Photo courtesy of Christina Hughes-Babb

Here is some perspective: In Charlottesville, Unite the Right cobbled together a few hundred white supremacists who left their Call of Duty games for a weekend to yell Nazi slogans they don’t understand and wave citronella tiki torches around like they were warding off mosquitos from their racist, pale skin. These people came from all over the country, and while they are certainly deplorable, their numbers should be encouraging.

This weekend, there were numerous rallies around the country to oppose the tiki tormenters. In Dallas alone, a crowd of 2,300 or so gathered at City Hall, armed with well-worded signs, to listen to speeches and promote acceptance. There was even a papier-mâché Donald Trump, complete with Nazi-saluting arm and stringy, combed-over rope hair.

The rally was as peaceful as it was sweaty, with numerous speakers from area advocacy groups, churches, and the greater Dallas community. Though it was difficult to hear over the buzzing of the helicopters ricocheting off of City Hall’s brutalist architecture, the numbers alone were a statement about where we stand as a country.

What wasn’t hard to hear was the consistent chanting of the crowd, “Tear them down,” throughout and in between the speakers, in reference to Dallas’ Confederate monuments.

The numerous and passionate protesters on Saturday stand directly at odds with Mayor Rawlings’ plans to create a task force to further study the Confederate monuments around Dallas, which could take months to make a decision and even longer to take action. Philip Kingston, East Dallas’ and Uptown’s own firebrand councilmember, has released resolution that demands that the City Council be allowed to vote on what to do with the monuments and let the task force decide what to do with the statues, should the vote decide to remove them.

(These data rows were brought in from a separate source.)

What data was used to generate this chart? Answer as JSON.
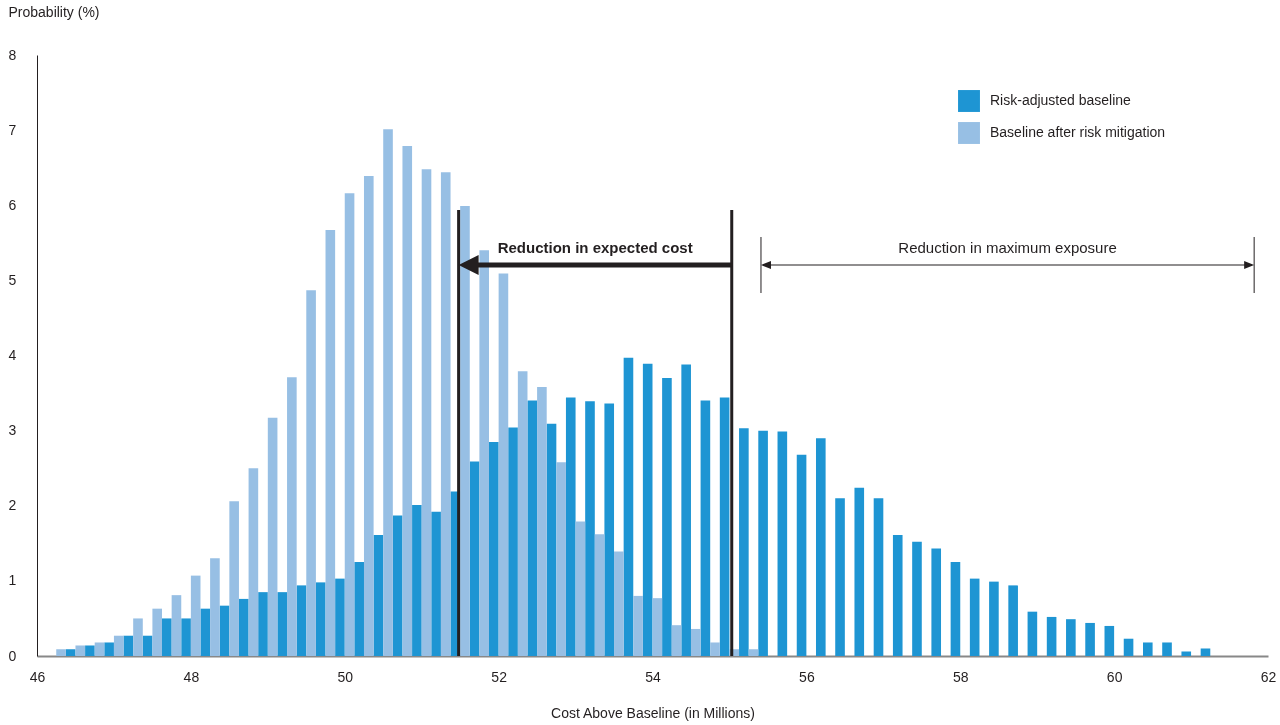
{
  "chart_data": {
    "type": "bar",
    "xlabel": "Cost Above Baseline (in Millions)",
    "ylabel": "Probability (%)",
    "x": [
      46.375,
      46.625,
      46.875,
      47.125,
      47.375,
      47.625,
      47.875,
      48.125,
      48.375,
      48.625,
      48.875,
      49.125,
      49.375,
      49.625,
      49.875,
      50.125,
      50.375,
      50.625,
      50.875,
      51.125,
      51.375,
      51.625,
      51.875,
      52.125,
      52.375,
      52.625,
      52.875,
      53.125,
      53.375,
      53.625,
      53.875,
      54.125,
      54.375,
      54.625,
      54.875,
      55.125,
      55.375,
      55.625,
      55.875,
      56.125,
      56.375,
      56.625,
      56.875,
      57.125,
      57.375,
      57.625,
      57.875,
      58.125,
      58.375,
      58.625,
      58.875,
      59.125,
      59.375,
      59.625,
      59.875,
      60.125,
      60.375,
      60.625,
      60.875,
      61.125
    ],
    "series": [
      {
        "name": "Risk-adjusted baseline",
        "color": "#1e95d3",
        "values": [
          0.09,
          0.14,
          0.18,
          0.27,
          0.27,
          0.5,
          0.5,
          0.63,
          0.67,
          0.76,
          0.85,
          0.85,
          0.94,
          0.98,
          1.03,
          1.25,
          1.61,
          1.87,
          2.01,
          1.92,
          2.19,
          2.59,
          2.85,
          3.04,
          3.4,
          3.09,
          3.44,
          3.39,
          3.36,
          3.97,
          3.89,
          3.7,
          3.88,
          3.4,
          3.44,
          3.03,
          3.0,
          2.99,
          2.68,
          2.9,
          2.1,
          2.24,
          2.1,
          1.61,
          1.52,
          1.43,
          1.25,
          1.03,
          0.99,
          0.94,
          0.59,
          0.52,
          0.49,
          0.44,
          0.4,
          0.23,
          0.18,
          0.18,
          0.06,
          0.1
        ]
      },
      {
        "name": "Baseline after risk mitigation",
        "color": "#97bfe4",
        "values": [
          0.09,
          0.14,
          0.18,
          0.27,
          0.5,
          0.63,
          0.81,
          1.07,
          1.3,
          2.06,
          2.5,
          3.17,
          3.71,
          4.87,
          5.67,
          6.16,
          6.39,
          7.01,
          6.79,
          6.48,
          6.44,
          5.99,
          5.4,
          5.09,
          3.79,
          3.58,
          2.58,
          1.79,
          1.62,
          1.39,
          0.8,
          0.77,
          0.41,
          0.36,
          0.18,
          0.09,
          0.09,
          null,
          null,
          null,
          null,
          null,
          null,
          null,
          null,
          null,
          null,
          null,
          null,
          null,
          null,
          null,
          null,
          null,
          null,
          null,
          null,
          null,
          null,
          null
        ]
      }
    ],
    "xlim": [
      46,
      62
    ],
    "xticks": [
      46,
      48,
      50,
      52,
      54,
      56,
      58,
      60,
      62
    ],
    "ylim": [
      0,
      8
    ],
    "yticks": [
      0,
      1,
      2,
      3,
      4,
      5,
      6,
      7,
      8
    ],
    "ref_lines": [
      {
        "axis": "x",
        "value": 51.48,
        "color": "#231f20"
      },
      {
        "axis": "x",
        "value": 55.03,
        "color": "#231f20"
      },
      {
        "axis": "x",
        "value": 55.41,
        "color": "#231f20"
      },
      {
        "axis": "x",
        "value": 61.82,
        "color": "#231f20"
      }
    ],
    "annotations": [
      "Reduction in expected cost",
      "Reduction in maximum exposure"
    ],
    "grid": false,
    "legend": "top right"
  }
}
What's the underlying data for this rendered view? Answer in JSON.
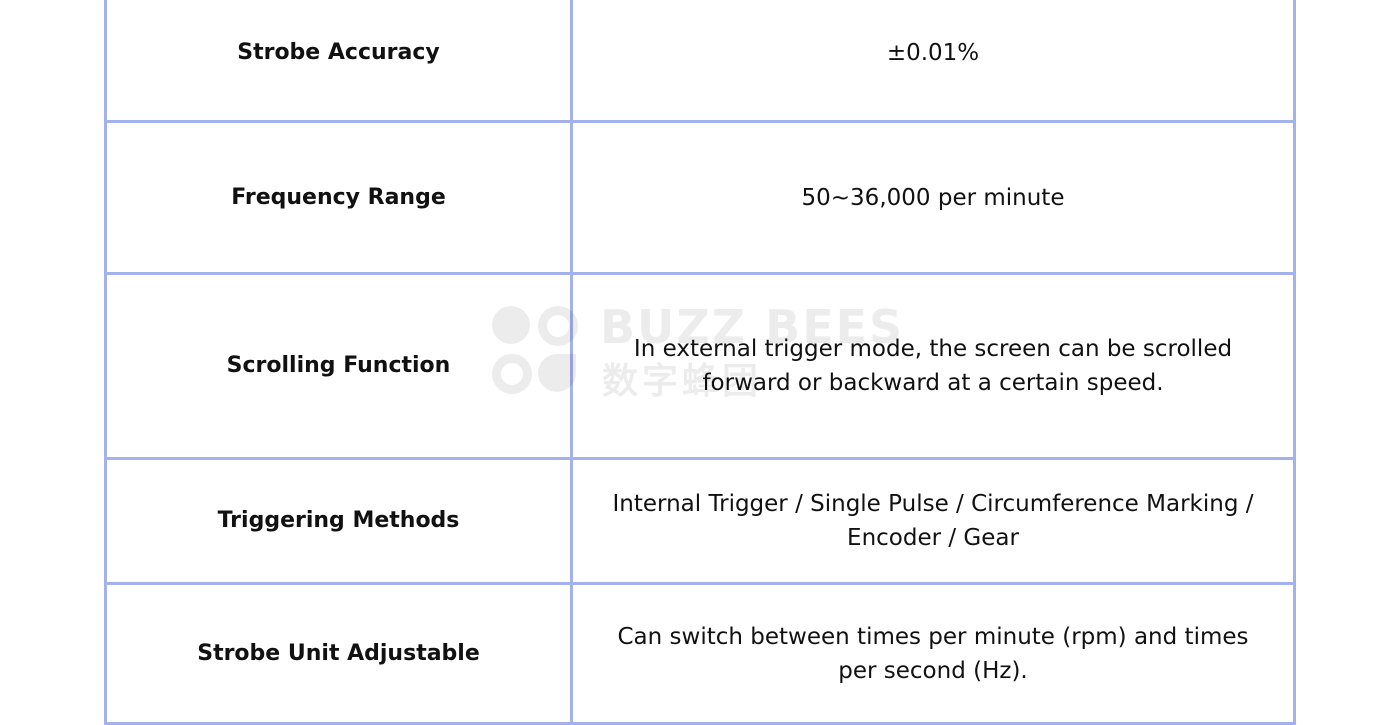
{
  "watermark": {
    "line1": "BUZZ BEES",
    "line2": "数字蜂团"
  },
  "rows": [
    {
      "label": "Strobe Accuracy",
      "value": "±0.01%"
    },
    {
      "label": "Frequency Range",
      "value": "50~36,000 per minute"
    },
    {
      "label": "Scrolling Function",
      "value": "In external trigger mode, the screen can be scrolled forward or backward at a certain speed."
    },
    {
      "label": "Triggering Methods",
      "value": "Internal Trigger / Single Pulse / Circumference Marking / Encoder / Gear"
    },
    {
      "label": "Strobe Unit Adjustable",
      "value": "Can switch between times per minute (rpm) and times per second (Hz)."
    }
  ]
}
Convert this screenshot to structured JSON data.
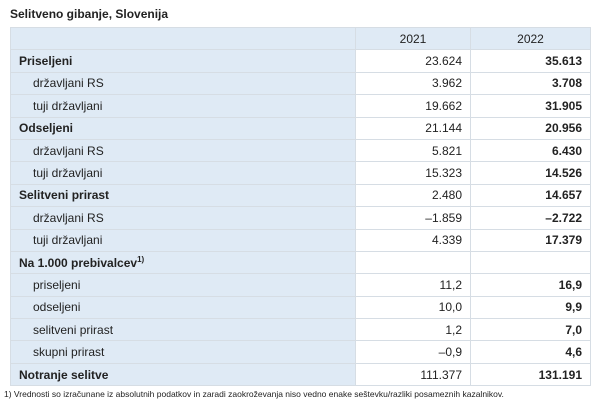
{
  "title": "Selitveno gibanje, Slovenija",
  "table": {
    "header": [
      "2021",
      "2022"
    ],
    "rows": [
      {
        "label": "Priseljeni",
        "values": [
          "23.624",
          "35.613"
        ]
      },
      {
        "label": "državljani RS",
        "values": [
          "3.962",
          "3.708"
        ]
      },
      {
        "label": "tuji državljani",
        "values": [
          "19.662",
          "31.905"
        ]
      },
      {
        "label": "Odseljeni",
        "values": [
          "21.144",
          "20.956"
        ]
      },
      {
        "label": "državljani RS",
        "values": [
          "5.821",
          "6.430"
        ]
      },
      {
        "label": "tuji državljani",
        "values": [
          "15.323",
          "14.526"
        ]
      },
      {
        "label": "Selitveni prirast",
        "values": [
          "2.480",
          "14.657"
        ]
      },
      {
        "label": "državljani RS",
        "values": [
          "–1.859",
          "–2.722"
        ]
      },
      {
        "label": "tuji državljani",
        "values": [
          "4.339",
          "17.379"
        ]
      },
      {
        "label": "Na 1.000 prebivalcev",
        "note": "1)"
      },
      {
        "label": "priseljeni",
        "values": [
          "11,2",
          "16,9"
        ]
      },
      {
        "label": "odseljeni",
        "values": [
          "10,0",
          "9,9"
        ]
      },
      {
        "label": "selitveni prirast",
        "values": [
          "1,2",
          "7,0"
        ]
      },
      {
        "label": "skupni prirast",
        "values": [
          "–0,9",
          "4,6"
        ]
      },
      {
        "label": "Notranje selitve",
        "values": [
          "111.377",
          "131.191"
        ]
      }
    ]
  },
  "footnote": "1) Vrednosti so izračunane iz absolutnih podatkov in zaradi zaokroževanja niso vedno enake seštevku/razliki posameznih kazalnikov."
}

The press release reads, “the Mayor decided instead to instigate a task force, which will deliberate for 90 days before taking a decision to the board of the Cultural Affairs Office. Only after that would it return to council, with the timing at the discretion of the Mayor.

The advocates are insisting their objectives are clear: Three months of a task force is not needed when elected representatives can take action in a matter of weeks. Their constituents have been addressing this issue to them, and this vote allows council to represent them. Per the memo, the vote will decide whether or not to remove the statues, and a task force will be charged with deciding what to do with the removed structures.”

There will be a press conference at City Hall on Monday at noon making this announcement.

All over the country this weekend, there were response rallies. Texas A&M, who doesn’t have the best record when it comes to race relations, even canceled the Unite the Right rally that was planned for Sept. 11.

In Boston, the large anti-white supremacy rally got the attention of Donald Trump, who began the day calling the protesters “anti-police agitators” but ended the day applauding them for “speaking out against bigotry and hate.”  He also misspelled “heal” several times along the way.

So while the white supremacists bumbling around Charlottesville were scary and deadly, the decidedly more numerous responses should put a salve on some of   Charlottesville’s wounds.